Schemes for Napoleon's escape were not wanting. A Colonel Latapie, distinguished as a partisan officer, was said to be at the head of an attempt to carry him off from St. Helena, which was to be undertaken by a band of desperadoes from America. But Napoleon said, he knew too well the character of such adventurers to hope to profit by them. Government had other information of attempts to be made from America, but none of them seem to have proceeded to any serious length.

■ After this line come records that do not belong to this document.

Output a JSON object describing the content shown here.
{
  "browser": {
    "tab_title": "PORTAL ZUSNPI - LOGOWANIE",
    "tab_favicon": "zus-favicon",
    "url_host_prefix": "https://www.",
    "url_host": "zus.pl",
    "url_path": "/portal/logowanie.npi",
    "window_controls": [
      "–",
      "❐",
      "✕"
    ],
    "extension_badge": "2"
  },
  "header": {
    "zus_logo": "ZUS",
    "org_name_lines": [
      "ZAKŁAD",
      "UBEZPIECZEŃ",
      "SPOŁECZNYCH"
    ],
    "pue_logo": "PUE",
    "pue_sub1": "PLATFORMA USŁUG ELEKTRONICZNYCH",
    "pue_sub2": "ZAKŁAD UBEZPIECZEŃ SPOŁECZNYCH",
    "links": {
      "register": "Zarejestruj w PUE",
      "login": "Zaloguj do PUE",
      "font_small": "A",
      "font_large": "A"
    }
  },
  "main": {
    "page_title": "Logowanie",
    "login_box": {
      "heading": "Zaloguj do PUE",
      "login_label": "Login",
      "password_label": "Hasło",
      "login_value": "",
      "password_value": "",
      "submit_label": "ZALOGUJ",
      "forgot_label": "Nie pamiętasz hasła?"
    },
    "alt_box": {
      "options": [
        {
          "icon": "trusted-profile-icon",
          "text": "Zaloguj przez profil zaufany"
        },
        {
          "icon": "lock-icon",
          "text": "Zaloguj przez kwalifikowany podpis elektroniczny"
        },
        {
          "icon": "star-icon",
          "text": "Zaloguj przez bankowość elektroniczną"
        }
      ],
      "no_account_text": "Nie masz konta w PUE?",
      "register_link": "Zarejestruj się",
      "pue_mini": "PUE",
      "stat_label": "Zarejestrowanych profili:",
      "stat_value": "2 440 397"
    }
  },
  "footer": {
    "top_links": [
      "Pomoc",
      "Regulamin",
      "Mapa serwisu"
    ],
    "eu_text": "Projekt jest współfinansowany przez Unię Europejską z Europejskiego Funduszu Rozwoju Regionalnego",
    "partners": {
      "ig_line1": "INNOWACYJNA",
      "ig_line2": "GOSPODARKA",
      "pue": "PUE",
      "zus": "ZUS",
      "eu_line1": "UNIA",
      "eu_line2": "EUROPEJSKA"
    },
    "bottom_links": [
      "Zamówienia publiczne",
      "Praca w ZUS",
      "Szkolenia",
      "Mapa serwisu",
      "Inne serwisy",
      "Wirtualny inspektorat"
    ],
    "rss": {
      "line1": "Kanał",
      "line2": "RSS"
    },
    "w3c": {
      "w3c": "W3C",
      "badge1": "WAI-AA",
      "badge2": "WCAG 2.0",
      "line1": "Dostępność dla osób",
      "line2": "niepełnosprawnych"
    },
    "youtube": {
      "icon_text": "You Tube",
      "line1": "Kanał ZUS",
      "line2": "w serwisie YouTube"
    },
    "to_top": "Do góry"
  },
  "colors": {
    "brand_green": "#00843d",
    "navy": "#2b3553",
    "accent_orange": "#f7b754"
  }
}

It was different with the undertaking of Johnstone, a smuggler of an uncommonly resolute character, and whose life had been a tissue of desperate risks. He had made a memorable escape from Newgate, and had afterwards piloted Lord Nelson's vessel to the attack of Copenhagen, when the ordinary masters of the fleet, and pilots, declined the task. Johnstone was also said to have meditated a bold attempt to carry off Buonaparte on a former occasion, when he trusted himself on the water for the purpose of visiting Flushing.[272] And now he certainly engaged in a plot to deliver Napoleon from St. Helena, of a very singular kind. A submarine vessel—that is, a ship capable of being sunk under water for a certain time, and of being raised again at pleasure by disengaging certain weights, was to be the means of effecting this enterprise. It was thought that, by sinking the vessel during the daytime, she might escape the notice of the British cruizers, and being raised at night, might approach the guarded rock without discovery. The vessel was actually begun in one of the building-yards upon the Thames; but the peculiarity of her construction having occasioned suspicions, she was seized by the British Government.

These, and others which we could name, were very perilous and wild attempts, yet calculated to keep vigilance alive; for in every case in which great natural difficulties had been surmounted by such enterprises, it has been because these difficulties have been too much relied upon. But while such precarious means of escape were presented from time to time, the chance upon which Napoleon secretly relied for release from his present situation was vanishing from his eyes.